Vue dynamique en microscopie optique de la multiplication bactérienne en présence d’un bactériophage lytique (non visible) : La lyse bactérienne (en vert) se généralise et aboutit à la disparition complète de la population bactérienne (Pascal Maguin, Luciano Marraffini Lab, The Rockefeller University, USA)

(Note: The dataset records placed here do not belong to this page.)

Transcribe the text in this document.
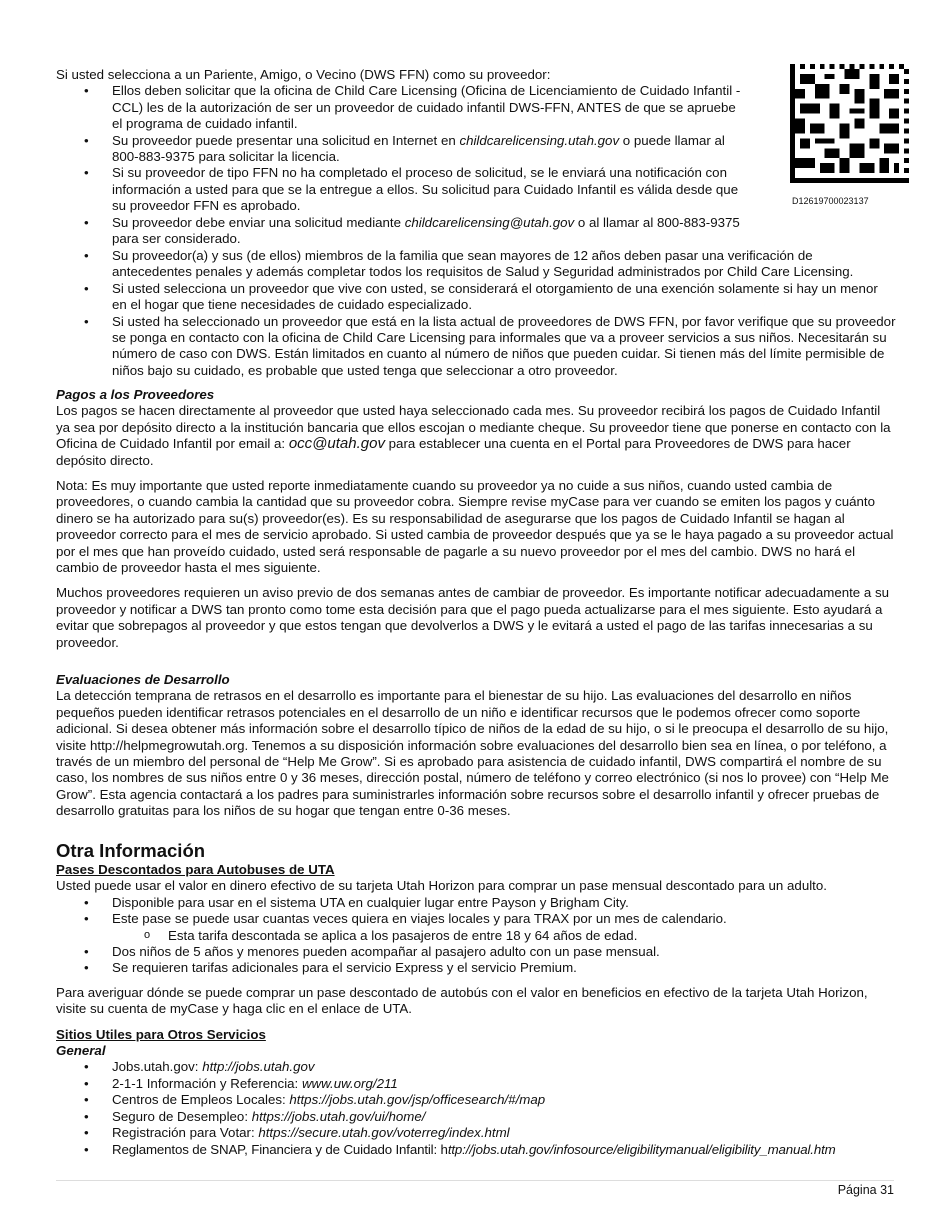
D12619700023137

Si usted selecciona a un Pariente, Amigo, o Vecino (DWS FFN) como su proveedor:

• Ellos deben solicitar que la oficina de Child Care Licensing (Oficina de Licenciamiento de Cuidado Infantil - CCL) les de la autorización de ser un proveedor de cuidado infantil DWS-FFN, ANTES de que se apruebe el programa de cuidado infantil.
• Su proveedor puede presentar una solicitud en Internet en childcarelicensing.utah.gov o puede llamar al 800-883-9375 para solicitar la licencia.
• Si su proveedor de tipo FFN no ha completado el proceso de solicitud, se le enviará una notificación con información a usted para que se la entregue a ellos. Su solicitud para Cuidado Infantil es válida desde que su proveedor FFN es aprobado.
• Su proveedor debe enviar una solicitud mediante childcarelicensing@utah.gov o al llamar al 800-883-9375 para ser considerado.
• Su proveedor(a) y sus (de ellos) miembros de la familia que sean mayores de 12 años deben pasar una verificación de antecedentes penales y además completar todos los requisitos de Salud y Seguridad administrados por Child Care Licensing.
• Si usted selecciona un proveedor que vive con usted, se considerará el otorgamiento de una exención solamente si hay un menor en el hogar que tiene necesidades de cuidado especializado.
• Si usted ha seleccionado un proveedor que está en la lista actual de proveedores de DWS FFN, por favor verifique que su proveedor se ponga en contacto con la oficina de Child Care Licensing para informales que va a proveer servicios a sus niños. Necesitarán su número de caso con DWS. Están limitados en cuanto al número de niños que pueden cuidar. Si tienen más del límite permisible de niños bajo su cuidado, es probable que usted tenga que seleccionar a otro proveedor.
Pagos a los Proveedores

Los pagos se hacen directamente al proveedor que usted haya seleccionado cada mes. Su proveedor recibirá los pagos de Cuidado Infantil ya sea por depósito directo a la institución bancaria que ellos escojan o mediante cheque. Su proveedor tiene que ponerse en contacto con la Oficina de Cuidado Infantil por email a: occ@utah.gov para establecer una cuenta en el Portal para Proveedores de DWS para hacer depósito directo.

Nota: Es muy importante que usted reporte inmediatamente cuando su proveedor ya no cuide a sus niños, cuando usted cambia de proveedores, o cuando cambia la cantidad que su proveedor cobra. Siempre revise myCase para ver cuando se emiten los pagos y cuánto dinero se ha autorizado para su(s) proveedor(es). Es su responsabilidad de asegurarse que los pagos de Cuidado Infantil se hagan al proveedor correcto para el mes de servicio aprobado. Si usted cambia de proveedor después que ya se le haya pagado a su proveedor actual por el mes que han proveído cuidado, usted será responsable de pagarle a su nuevo proveedor por el mes del cambio. DWS no hará el cambio de proveedor hasta el mes siguiente.

Muchos proveedores requieren un aviso previo de dos semanas antes de cambiar de proveedor. Es importante notificar adecuadamente a su proveedor y notificar a DWS tan pronto como tome esta decisión para que el pago pueda actualizarse para el mes siguiente. Esto ayudará a evitar que sobrepagos al proveedor y que estos tengan que devolverlos a DWS y le evitará a usted el pago de las tarifas innecesarias a su proveedor.

Evaluaciones de Desarrollo

La detección temprana de retrasos en el desarrollo es importante para el bienestar de su hijo. Las evaluaciones del desarrollo en niños pequeños pueden identificar retrasos potenciales en el desarrollo de un niño e identificar recursos que le podemos ofrecer como soporte adicional. Si desea obtener más información sobre el desarrollo típico de niños de la edad de su hijo, o si le preocupa el desarrollo de su hijo, visite http://helpmegrowutah.org. Tenemos a su disposición información sobre evaluaciones del desarrollo bien sea en línea, o por teléfono, a través de un miembro del personal de “Help Me Grow”. Si es aprobado para asistencia de cuidado infantil, DWS compartirá el nombre de su caso, los nombres de sus niños entre 0 y 36 meses, dirección postal, número de teléfono y correo electrónico (si nos lo provee) con “Help Me Grow”. Esta agencia contactará a los padres para suministrarles información sobre recursos sobre el desarrollo infantil y ofrecer pruebas de desarrollo gratuitas para los niños de su hogar que tengan entre 0-36 meses.

Otra Información
Pases Descontados para Autobuses de UTA

Usted puede usar el valor en dinero efectivo de su tarjeta Utah Horizon para comprar un pase mensual descontado para un adulto.

• Disponible para usar en el sistema UTA en cualquier lugar entre Payson y Brigham City.
• Este pase se puede usar cuantas veces quiera en viajes locales y para TRAX por un mes de calendario.
o Esta tarifa descontada se aplica a los pasajeros de entre 18 y 64 años de edad.
• Dos niños de 5 años y menores pueden acompañar al pasajero adulto con un pase mensual.
• Se requieren tarifas adicionales para el servicio Express y el servicio Premium.

Para averiguar dónde se puede comprar un pase descontado de autobús con el valor en beneficios en efectivo de la tarjeta Utah Horizon, visite su cuenta de myCase y haga clic en el enlace de UTA.

Sitios Utiles para Otros Servicios
General
• Jobs.utah.gov: http://jobs.utah.gov
• 2-1-1 Información y Referencia: www.uw.org/211
• Centros de Empleos Locales: https://jobs.utah.gov/jsp/officesearch/#/map
• Seguro de Desempleo: https://jobs.utah.gov/ui/home/
• Registración para Votar: https://secure.utah.gov/voterreg/index.html
• Reglamentos de SNAP, Financiera y de Cuidado Infantil: http://jobs.utah.gov/infosource/eligibilitymanual/eligibility_manual.htm
Página 31
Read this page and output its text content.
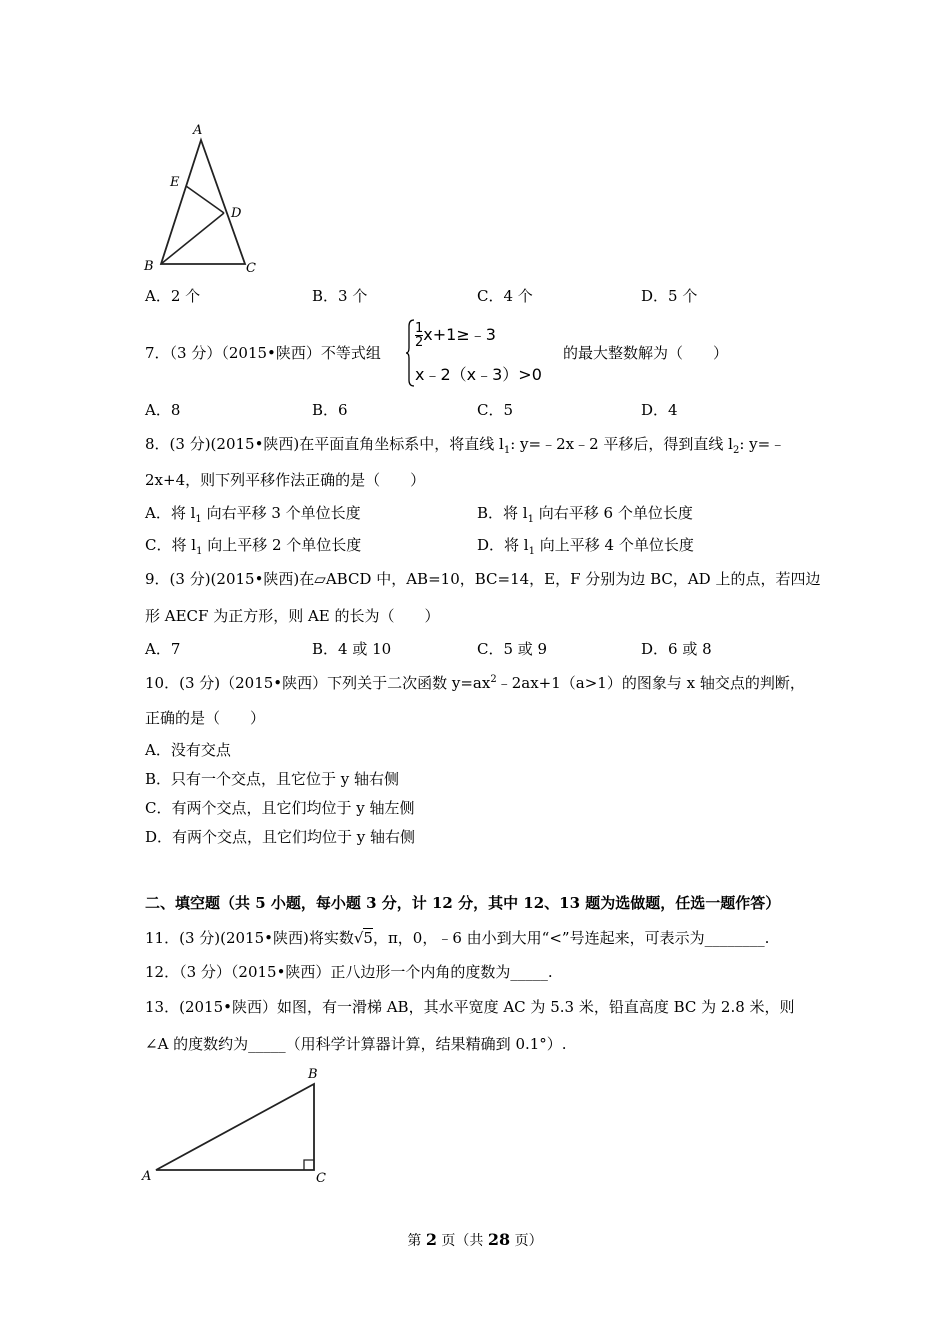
A
E
D
B	C
A．2 个	B．3 个	C．4 个	D．5 个
7．（3 分）（2015•陕西）不等式组
$\frac{1}{2}$ x+1≥﹣3
x﹣2（x﹣3）>0
的最大整数解为（　　）
A．8	B．6	C．5	D．4
8．(3 分)(2015•陕西)在平面直角坐标系中，将直线 $l_1$: y=﹣2x﹣2 平移后，得到直线 $l_2$: y=﹣
2x+4，则下列平移作法正确的是（　　）
A．将 $l_1$ 向右平移 3 个单位长度	B．将 $l_1$ 向右平移 6 个单位长度
C．将 $l_1$ 向上平移 2 个单位长度	D．将 $l_1$ 向上平移 4 个单位长度
9．(3 分)(2015•陕西)在▱ABCD 中，AB=10，BC=14，E，F 分别为边 BC，AD 上的点，若四边
形 AECF 为正方形，则 AE 的长为（　　）
A．7	B．4 或 10	C．5 或 9	D．6 或 8
10．(3 分)（2015•陕西）下列关于二次函数 $y=ax^2﹣2ax+1(a>1)$的图象与 x 轴交点的判断，
正确的是（　　）
A．没有交点
B．只有一个交点，且它位于 y 轴右侧
C．有两个交点，且它们均位于 y 轴左侧
D．有两个交点，且它们均位于 y 轴右侧
二、填空题（共 5 小题，每小题 3 分，计 12 分，其中 12、13 题为选做题，任选一题作答）
11．(3 分)(2015•陕西)将实数√5，π，0，﹣6 由小到大用“<”号连起来，可表示为________.
12．（3 分）（2015•陕西）正八边形一个内角的度数为_____.
13．(2015•陕西）如图，有一滑梯 AB，其水平宽度 AC 为 5.3 米，铅直高度 BC 为 2.8 米，则
∠A 的度数约为_____（用科学计算器计算，结果精确到 0.1°）.
B
A	C
第 2 页（共 28 页）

Toutes les bactéries ne sont pas sensibles aux bactériophages, puisque les bactéries ont développé la capacité de devenir résistantes aux bactériophages. La phagothérapie, dénommée également thérapie phagique, consiste à produire des bactériophages spécifiques et à les utiliser pour une infection bactérienne. C’est Félix d’Hérelle, en étant à l’institut Pasteur, qui a le premier eu l’idée d’utiliser les bactériophages pour traiter les infections bactériennes chez l’homme et l’animal. Du fait de la découverte des antibiotiques et la généralisation de la production des béta-lactamines au cours de l’après-guerre, la phagothérapie a progressivement disparu en France juste avant les années 1980. Les Pr. Paul Sédallian et André Bertoye de la clinique des maladies infectieuses des Hospices Civils de Lyon, localisée à l’hôpital de la Croix-rousse, avaient développé en collaboration avec l’institut Pasteur de Lyon le concept de phagothérapie personnalisée, en isolant la bactérie responsable d’une infection complexe chez un patient, et en « entraînant » spécifiquement des bactériophages sur cette souche au laboratoire, avant d’injecter ces bactériophages sélectionnés et entraînés, au patient. L’histoire de la phagothérapie à Lyon est décrite dans cet article publié en 2022.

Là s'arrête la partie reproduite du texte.